I recognize that I'll need to be on meds for the rest of my life, and I've accepted this. But I wonder how much our recovery from Bipolar Disorder depends upon our mindset - meaning, a positive or negative outlook.

I also wonder, are we able to control our mindset when we're deep in the pit of depression? Or do we need to first be medicated and/or attend therapy before we can begin to be more positive? How much control do we have over our mind, to decide whether or not we'll get through a depressive episode?

I'm not sure. When I was going through my worst ever depressive episode, my mind felt like I wasn't capable of making any choices, even the most basic of choices. Somehow I doubt I would have been able to form the thinking of "It's temporary, I'll get through this".

Now that I'm relatively stable though, on medications and attending both individual and group therapy, I can see how important our perspective is. There can be one person with Bipolar Disorder who decides that they're comfortable being depressed, not seeking help, not wanting to change...and of course they're more likely to stay depressed. Then another person with Bipolar Disorder may be more realistic. They may seek help, knowing that eventually the episode will pass.

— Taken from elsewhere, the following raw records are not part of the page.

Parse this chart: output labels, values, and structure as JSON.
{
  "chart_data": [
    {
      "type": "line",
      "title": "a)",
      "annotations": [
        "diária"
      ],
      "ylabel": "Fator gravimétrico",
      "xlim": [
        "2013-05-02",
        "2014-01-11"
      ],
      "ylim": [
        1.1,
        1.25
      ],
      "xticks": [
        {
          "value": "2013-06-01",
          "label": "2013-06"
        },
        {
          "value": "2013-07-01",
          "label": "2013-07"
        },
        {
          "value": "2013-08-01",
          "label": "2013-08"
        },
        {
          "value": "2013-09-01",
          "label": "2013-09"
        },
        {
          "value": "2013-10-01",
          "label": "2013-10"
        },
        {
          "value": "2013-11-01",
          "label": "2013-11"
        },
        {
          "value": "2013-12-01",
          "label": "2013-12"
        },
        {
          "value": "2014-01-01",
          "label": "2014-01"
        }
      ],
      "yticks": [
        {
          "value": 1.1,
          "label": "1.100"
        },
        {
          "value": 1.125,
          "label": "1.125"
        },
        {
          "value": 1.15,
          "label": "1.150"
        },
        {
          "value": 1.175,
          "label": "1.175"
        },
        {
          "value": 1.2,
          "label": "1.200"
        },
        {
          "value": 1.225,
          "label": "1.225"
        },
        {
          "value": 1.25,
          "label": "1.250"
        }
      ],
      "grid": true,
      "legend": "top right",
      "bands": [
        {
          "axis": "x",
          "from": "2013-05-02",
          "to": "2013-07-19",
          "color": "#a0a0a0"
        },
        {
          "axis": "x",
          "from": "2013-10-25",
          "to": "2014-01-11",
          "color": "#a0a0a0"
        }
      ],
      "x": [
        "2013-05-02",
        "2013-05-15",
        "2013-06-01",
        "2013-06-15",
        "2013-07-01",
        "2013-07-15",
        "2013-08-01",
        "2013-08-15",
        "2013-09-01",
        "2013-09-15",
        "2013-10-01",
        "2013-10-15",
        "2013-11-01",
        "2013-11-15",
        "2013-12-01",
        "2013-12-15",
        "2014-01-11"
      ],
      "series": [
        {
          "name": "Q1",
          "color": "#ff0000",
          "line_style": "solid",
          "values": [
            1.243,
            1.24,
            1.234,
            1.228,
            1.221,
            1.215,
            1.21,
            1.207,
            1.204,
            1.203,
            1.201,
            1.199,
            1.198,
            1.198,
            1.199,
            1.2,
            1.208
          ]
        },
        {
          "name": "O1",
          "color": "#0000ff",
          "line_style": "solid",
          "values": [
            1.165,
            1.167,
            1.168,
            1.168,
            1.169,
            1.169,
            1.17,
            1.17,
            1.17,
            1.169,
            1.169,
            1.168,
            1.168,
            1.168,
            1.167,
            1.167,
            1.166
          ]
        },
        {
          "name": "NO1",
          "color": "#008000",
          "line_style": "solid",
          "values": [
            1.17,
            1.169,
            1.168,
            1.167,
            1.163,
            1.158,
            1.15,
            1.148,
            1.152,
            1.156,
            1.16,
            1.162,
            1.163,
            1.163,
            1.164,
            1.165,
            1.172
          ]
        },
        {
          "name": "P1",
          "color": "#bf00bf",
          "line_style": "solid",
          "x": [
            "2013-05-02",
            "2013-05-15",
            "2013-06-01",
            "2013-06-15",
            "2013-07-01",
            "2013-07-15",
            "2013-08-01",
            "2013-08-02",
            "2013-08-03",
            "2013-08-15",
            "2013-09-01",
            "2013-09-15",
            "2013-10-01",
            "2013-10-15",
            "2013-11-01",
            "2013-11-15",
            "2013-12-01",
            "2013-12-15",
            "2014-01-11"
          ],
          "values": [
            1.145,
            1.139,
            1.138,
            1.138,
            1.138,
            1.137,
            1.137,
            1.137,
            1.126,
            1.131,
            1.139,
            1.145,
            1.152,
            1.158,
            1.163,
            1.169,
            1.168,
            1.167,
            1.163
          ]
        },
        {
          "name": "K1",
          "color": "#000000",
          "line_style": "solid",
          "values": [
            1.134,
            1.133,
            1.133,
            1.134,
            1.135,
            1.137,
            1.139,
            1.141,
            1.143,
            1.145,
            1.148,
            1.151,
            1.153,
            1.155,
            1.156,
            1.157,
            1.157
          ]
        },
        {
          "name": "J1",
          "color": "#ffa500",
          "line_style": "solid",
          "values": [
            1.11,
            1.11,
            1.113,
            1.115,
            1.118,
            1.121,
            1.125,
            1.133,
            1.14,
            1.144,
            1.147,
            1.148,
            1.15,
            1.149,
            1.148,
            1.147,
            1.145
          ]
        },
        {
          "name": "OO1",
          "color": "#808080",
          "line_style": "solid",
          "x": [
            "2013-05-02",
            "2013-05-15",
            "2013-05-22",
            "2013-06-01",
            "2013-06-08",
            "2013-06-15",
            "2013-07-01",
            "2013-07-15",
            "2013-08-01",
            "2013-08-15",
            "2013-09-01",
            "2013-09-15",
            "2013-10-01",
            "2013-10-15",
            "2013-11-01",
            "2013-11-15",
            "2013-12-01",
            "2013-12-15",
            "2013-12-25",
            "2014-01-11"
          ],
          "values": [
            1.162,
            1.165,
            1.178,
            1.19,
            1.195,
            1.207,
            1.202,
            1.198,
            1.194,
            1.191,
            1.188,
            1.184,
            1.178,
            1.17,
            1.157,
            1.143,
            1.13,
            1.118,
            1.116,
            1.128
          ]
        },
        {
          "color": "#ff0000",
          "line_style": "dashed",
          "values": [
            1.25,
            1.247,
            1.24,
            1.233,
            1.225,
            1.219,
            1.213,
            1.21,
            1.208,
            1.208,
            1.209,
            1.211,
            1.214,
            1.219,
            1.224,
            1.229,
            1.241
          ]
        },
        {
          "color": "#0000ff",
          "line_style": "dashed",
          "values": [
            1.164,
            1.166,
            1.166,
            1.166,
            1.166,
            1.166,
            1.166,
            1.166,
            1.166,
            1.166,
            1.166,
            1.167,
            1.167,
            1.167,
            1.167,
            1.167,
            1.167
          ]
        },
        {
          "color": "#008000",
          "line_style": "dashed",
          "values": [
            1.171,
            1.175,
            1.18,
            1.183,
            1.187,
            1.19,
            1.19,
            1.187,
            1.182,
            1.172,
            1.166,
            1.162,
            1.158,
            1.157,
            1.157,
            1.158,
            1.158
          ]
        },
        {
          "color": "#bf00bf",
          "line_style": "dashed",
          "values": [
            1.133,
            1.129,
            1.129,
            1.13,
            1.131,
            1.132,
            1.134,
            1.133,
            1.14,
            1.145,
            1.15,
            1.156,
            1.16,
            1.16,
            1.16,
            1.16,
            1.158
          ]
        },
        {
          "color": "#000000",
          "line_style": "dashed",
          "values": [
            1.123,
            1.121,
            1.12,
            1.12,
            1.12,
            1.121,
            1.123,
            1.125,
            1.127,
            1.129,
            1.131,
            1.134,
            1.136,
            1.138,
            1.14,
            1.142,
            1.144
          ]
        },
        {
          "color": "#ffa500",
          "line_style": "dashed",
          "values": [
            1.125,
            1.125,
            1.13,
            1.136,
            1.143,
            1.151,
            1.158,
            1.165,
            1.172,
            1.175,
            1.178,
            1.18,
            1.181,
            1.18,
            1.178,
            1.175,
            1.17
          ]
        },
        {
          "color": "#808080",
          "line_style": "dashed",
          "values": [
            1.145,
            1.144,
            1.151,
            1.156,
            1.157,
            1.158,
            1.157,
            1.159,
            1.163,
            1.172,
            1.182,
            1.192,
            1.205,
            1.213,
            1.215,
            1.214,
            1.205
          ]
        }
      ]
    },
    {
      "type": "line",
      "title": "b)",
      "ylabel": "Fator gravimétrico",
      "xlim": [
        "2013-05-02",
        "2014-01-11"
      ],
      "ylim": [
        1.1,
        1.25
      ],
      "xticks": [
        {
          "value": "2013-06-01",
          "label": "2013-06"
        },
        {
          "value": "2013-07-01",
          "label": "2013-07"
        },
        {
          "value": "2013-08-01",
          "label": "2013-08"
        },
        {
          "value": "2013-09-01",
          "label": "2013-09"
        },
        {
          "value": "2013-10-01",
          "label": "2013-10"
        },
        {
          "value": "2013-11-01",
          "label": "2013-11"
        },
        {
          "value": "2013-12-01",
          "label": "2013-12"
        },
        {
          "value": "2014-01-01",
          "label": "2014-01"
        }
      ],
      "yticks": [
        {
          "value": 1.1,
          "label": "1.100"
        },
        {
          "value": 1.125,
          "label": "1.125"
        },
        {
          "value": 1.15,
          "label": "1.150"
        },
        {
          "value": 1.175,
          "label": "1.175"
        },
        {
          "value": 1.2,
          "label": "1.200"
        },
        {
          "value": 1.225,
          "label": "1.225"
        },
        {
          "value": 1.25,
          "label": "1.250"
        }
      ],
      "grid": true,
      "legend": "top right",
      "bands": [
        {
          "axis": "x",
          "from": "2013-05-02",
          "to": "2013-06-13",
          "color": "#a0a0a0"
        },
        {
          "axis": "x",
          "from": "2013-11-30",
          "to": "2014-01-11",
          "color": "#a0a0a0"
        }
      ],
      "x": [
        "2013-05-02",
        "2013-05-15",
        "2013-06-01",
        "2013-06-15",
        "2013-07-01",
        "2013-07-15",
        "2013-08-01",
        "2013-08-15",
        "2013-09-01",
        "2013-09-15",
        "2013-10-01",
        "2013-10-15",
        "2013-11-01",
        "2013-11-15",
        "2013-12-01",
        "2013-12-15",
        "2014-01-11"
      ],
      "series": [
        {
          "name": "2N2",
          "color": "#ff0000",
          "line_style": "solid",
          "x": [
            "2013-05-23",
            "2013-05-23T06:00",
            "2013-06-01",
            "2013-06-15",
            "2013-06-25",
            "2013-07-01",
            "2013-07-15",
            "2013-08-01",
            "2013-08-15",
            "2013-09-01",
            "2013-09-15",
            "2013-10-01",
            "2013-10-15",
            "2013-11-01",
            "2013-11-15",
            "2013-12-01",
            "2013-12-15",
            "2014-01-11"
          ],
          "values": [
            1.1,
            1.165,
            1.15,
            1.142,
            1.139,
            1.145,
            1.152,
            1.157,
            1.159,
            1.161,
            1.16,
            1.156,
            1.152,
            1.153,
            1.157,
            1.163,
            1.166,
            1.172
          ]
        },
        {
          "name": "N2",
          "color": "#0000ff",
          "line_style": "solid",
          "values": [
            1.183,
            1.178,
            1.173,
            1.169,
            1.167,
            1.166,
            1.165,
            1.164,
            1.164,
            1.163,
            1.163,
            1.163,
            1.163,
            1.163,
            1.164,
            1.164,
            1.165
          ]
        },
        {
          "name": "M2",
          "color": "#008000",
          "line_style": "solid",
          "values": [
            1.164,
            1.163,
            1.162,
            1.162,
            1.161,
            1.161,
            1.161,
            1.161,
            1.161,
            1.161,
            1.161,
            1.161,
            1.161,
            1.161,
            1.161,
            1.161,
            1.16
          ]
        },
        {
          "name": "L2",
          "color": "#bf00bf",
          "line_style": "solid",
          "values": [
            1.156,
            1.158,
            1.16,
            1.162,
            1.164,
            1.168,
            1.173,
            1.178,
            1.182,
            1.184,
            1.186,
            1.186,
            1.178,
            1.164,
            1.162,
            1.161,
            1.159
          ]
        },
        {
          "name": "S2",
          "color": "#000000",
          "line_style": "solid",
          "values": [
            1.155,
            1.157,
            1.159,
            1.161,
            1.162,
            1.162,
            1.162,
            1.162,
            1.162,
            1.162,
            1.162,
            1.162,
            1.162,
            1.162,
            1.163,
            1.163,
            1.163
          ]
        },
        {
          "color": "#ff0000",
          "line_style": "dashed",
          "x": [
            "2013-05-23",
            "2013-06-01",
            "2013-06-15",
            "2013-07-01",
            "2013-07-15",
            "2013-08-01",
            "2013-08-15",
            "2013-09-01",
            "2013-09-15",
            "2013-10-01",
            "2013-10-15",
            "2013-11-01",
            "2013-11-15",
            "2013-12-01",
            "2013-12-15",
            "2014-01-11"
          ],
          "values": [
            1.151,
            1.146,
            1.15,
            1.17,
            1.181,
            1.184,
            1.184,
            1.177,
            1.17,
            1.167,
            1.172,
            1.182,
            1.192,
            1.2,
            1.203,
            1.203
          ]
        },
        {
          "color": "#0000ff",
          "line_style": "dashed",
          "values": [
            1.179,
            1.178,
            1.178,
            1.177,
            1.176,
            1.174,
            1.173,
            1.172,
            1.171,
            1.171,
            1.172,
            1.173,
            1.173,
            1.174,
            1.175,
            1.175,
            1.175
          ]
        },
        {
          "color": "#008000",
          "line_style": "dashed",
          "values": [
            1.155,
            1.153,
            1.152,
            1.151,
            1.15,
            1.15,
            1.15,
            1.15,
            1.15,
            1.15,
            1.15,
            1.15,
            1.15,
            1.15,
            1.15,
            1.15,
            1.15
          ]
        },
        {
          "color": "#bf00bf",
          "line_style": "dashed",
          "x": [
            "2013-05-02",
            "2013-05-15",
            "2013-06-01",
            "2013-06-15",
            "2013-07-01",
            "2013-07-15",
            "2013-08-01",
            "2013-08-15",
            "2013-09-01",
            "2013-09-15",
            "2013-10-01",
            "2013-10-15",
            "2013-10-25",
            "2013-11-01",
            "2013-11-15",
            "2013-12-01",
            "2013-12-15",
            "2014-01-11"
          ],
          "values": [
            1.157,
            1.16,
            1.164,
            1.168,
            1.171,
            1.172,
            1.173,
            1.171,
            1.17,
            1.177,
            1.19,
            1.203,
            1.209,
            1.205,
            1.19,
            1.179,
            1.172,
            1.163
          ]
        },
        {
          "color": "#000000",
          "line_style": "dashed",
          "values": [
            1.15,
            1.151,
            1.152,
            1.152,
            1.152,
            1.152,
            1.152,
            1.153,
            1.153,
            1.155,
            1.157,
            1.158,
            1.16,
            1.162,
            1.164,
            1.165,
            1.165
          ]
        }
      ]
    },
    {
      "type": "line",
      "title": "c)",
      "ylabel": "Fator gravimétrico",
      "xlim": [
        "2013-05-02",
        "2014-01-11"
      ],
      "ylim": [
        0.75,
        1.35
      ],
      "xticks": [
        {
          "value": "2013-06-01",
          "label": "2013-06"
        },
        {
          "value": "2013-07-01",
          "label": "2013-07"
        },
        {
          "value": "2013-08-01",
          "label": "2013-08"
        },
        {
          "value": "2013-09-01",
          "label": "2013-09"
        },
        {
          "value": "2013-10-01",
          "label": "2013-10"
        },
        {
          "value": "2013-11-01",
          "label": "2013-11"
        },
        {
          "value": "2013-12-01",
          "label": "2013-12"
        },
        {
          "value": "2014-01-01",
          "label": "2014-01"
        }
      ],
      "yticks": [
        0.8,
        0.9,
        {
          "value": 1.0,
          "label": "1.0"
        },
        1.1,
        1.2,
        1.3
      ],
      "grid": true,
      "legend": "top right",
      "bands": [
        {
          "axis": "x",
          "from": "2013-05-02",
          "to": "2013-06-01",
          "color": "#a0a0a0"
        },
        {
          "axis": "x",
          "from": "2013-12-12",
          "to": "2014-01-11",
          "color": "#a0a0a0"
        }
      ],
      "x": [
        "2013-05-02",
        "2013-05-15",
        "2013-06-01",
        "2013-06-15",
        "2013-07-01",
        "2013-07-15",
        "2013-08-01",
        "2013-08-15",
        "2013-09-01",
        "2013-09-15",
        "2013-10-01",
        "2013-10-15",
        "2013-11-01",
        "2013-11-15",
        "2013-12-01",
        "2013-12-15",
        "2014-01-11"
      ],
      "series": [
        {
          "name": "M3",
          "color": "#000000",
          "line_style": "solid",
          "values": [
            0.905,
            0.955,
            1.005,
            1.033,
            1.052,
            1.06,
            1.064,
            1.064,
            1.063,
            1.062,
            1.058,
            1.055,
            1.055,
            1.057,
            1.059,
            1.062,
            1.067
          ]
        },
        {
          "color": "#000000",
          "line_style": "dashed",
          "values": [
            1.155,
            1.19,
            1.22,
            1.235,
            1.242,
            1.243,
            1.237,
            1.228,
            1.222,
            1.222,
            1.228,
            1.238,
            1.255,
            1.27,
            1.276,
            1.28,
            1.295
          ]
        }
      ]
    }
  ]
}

I still experience the depressed day, or even the depressed week...but I find that having that realistic and optimistic perspective is very helpful.

Any thoughts?

I dunno, I think it's a loaded question, because with Bipolar, it always kinda depends on the mood. One day I might feel like taking on the world, another day I feel like I want to die and want to do nothing at all. I like having projects that I can work on, and take my mind off of my crazy. Especially music, because I can kindof "talk" through it and use my moods in a constructive way. I've noticed, since being on meds, that my music is much less dark and depressing.

I dunno, I know my life is going to be a lifelong roller coaster, and I'm trying to accept that.. or even embrace it. I like certain things about the disorder, of course, as in everything, there are downsides, but I try to just think about the good things. Like my ability to completely shut someone off with no regret or remorse. I find that empowering in ways. I like using my intellect to sarcastically dig into someone that sucks, and I seem to have a very distinct and deliberate way of cutting someone down to the lowest possible point imaginable. Naturally I only use it when I have to, but I can be funny about it, which just adds to the insult.

I try to embrace these things as "powers". I like my sense of humor, my moodiness, and the fact that I am sober from alcohol and other drugs now and for a good reason. There are lots of positives, so yes, I believe mindset has alot to do with it, but each person is different and has different circumstances.